Several cornerstones from that high-flying USM attack return.

When Dawson comes back to Commonwealth Stadium with Southern Miss Sept. 3 to face UK in a 7:30 p.m. kickoff, he will bring with him the most accomplished quarterback in the game.

A year ago as a junior, Nick Mullens completed 63.5 percent of his passes while throwing for 4,476 yards and 38 touchdowns versus only 12 interceptions.

Those gaudy numbers for the 6-foot-1, 196-pound senior from Hoover, Ala., weren’t strictly the result of playing in an up-tempo attack against porous C-USA defenses, either.

In three games against power five conference foes — Mississippi State, at Nebraska and Washington in the Dallas Bowl — Mullens averaged 363 yards a game passing and completed 65.9 percent of his throws.

Dawson will also bring a standout running back to Lexington. Last season, Ito Smith (1,128 yards rushing, 10 touchdowns) and Jalen Richard (1,098 yards, 14 TDs) combined to give USM a potent one-two ground punch.

Richard is gone, but the explosive, 5-9, 195-pound Smith is back. With 49 catches for 515 yards, Smith is a lethal threat in the passing game, too. That figures to be important for USM, since the Golden Eagles lose their two leading receivers from last season.

In his return to UK, Dawson will also have the three interior offensive linemen who started for Southern Miss last season, though the Golden Eagles must replace both starting tackles.

The other thing USM should be bringing to Kentucky is an unusually motivated offensive coordinator.

In the one year he spent at UK after leaving West Virginia, Dawson and Stoops oft seemed out of synch. That was most apparent in Kentucky’s questionable game management last year late in first halves.

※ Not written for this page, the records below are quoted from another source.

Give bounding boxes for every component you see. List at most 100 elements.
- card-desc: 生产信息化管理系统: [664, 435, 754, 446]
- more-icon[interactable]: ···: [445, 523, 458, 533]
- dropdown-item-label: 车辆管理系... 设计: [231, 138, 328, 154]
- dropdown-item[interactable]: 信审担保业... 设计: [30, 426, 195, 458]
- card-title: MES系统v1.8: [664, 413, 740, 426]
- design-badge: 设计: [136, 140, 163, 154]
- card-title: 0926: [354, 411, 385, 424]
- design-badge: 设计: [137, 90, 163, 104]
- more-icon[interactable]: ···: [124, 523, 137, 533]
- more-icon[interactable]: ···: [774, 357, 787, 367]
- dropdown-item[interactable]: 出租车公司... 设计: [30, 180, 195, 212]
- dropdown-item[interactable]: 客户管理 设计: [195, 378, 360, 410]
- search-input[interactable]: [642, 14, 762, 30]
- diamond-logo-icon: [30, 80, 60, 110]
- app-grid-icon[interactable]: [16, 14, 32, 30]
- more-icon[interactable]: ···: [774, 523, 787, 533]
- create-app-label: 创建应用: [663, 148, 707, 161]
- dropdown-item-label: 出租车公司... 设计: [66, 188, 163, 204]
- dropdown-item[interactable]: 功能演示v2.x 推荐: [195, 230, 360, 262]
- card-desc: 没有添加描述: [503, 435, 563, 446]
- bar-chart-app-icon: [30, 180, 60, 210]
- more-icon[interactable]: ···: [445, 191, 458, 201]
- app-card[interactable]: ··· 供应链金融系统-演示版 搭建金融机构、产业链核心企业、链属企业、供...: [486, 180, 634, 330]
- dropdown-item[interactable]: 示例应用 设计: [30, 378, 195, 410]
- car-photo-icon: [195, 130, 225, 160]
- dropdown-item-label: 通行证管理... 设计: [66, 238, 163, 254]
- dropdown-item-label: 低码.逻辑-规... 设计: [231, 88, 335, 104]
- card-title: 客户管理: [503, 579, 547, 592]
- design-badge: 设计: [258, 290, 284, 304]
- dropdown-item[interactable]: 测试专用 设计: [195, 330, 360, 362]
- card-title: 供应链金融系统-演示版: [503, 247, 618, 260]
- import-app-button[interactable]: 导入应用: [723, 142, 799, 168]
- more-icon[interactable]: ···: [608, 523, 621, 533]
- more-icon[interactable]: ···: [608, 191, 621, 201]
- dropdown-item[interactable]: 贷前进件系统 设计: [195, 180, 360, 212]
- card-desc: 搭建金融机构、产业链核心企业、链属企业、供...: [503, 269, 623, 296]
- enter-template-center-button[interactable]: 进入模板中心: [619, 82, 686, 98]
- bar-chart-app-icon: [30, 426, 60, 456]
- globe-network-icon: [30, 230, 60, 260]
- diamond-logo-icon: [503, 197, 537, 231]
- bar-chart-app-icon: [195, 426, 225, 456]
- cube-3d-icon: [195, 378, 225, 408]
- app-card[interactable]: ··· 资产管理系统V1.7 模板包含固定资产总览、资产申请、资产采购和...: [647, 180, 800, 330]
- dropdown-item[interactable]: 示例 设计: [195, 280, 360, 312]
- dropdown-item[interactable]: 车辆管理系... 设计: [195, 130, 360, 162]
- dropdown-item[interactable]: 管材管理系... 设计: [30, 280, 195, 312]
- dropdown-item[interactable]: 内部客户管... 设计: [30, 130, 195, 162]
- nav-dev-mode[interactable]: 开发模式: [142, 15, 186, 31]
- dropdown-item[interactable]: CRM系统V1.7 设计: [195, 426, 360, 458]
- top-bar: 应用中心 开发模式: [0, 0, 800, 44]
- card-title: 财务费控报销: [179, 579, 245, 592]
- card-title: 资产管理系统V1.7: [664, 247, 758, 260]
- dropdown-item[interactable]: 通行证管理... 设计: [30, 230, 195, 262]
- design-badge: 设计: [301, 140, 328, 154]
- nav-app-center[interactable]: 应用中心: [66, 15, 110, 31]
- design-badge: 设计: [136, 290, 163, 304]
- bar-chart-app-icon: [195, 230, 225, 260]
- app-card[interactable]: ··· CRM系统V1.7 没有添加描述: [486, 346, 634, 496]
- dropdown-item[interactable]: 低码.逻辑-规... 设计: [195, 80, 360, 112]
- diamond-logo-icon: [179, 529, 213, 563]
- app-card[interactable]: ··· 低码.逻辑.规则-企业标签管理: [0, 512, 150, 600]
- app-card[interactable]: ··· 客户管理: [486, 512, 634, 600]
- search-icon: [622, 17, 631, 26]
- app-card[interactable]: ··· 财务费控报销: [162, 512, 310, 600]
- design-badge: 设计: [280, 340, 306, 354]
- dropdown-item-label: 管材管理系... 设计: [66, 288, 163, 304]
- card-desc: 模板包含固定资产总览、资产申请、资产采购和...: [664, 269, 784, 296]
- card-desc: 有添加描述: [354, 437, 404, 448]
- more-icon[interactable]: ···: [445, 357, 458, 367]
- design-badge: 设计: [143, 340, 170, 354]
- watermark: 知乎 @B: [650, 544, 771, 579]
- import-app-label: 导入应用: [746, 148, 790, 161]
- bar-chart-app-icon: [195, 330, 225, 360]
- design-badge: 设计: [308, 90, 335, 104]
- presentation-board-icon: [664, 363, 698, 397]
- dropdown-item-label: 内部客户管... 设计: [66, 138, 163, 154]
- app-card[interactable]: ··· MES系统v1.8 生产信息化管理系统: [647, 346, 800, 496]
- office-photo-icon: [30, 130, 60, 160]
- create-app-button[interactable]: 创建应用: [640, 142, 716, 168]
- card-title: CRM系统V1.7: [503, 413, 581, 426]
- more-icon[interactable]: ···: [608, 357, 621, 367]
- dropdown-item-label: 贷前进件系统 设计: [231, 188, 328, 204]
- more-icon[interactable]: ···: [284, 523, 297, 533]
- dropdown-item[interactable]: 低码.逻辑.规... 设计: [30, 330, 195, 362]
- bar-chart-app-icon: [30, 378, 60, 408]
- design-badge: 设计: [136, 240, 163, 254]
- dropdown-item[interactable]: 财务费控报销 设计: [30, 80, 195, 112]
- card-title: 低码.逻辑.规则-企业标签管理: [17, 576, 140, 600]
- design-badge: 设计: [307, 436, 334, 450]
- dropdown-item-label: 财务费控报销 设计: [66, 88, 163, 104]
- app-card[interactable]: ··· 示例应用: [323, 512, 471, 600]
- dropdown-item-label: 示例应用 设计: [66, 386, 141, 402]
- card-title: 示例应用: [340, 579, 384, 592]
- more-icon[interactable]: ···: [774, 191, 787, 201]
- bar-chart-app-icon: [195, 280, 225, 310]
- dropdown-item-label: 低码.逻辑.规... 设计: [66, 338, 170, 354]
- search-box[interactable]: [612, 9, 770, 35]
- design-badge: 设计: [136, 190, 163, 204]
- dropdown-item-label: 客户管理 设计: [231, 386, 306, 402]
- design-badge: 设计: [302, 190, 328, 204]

While going 5-7 for a second-consecutive season, UK repeatedly put itself in dire situations just before halftime. In the Wildcats’ seven losses, they were outscored in the final 5:10 of first halves by a combined 48-12.

The low point came at Vanderbilt. Down 14-10, UK failed on an ill-advised 4th-and-1 deep pass attempt from near midfield just before halftime.

That failure set up Vandy with a short field and yielded what became the game-deciding TD in a disheartening 21-17 loss that ultimately kept the Cats from becoming bowl eligible.

Even with that, Dawson would have every reason to feel that his only getting one year to run the UK offense was not a fair chance to show what he could do.

From Stoops’ perspective, with a 12-24 record through three seasons, the Kentucky head coach is at the point he has to produce better on-field results. It’s hard to blame Stoops for acting decisively if he ended last season convinced he and Dawson were not a compatible match.

Once Southern Miss tabbed Dawson to run its attack, it gave the UK-USM season opener a humdinger of a storyline.

What will happen?

If the Cats have really recruited as well during Stoops’ tenure as has been portrayed by the recruiting analysts, the Wildcats should be well equipped in the coach’s fourth season to take care of business at home against a C-USA team— even a good one with a top-notch senior quarterback, a star running back and a highly-motivated offensive coordinator.

Yet if Shannon Dawson’s Southern Mississippi offense lights up the UK defense and produces a road upset in the coach’s return to Commonwealth Stadium, that would be an ultimate Murphy’s Law moment even in Kentucky’s star-crossed football history.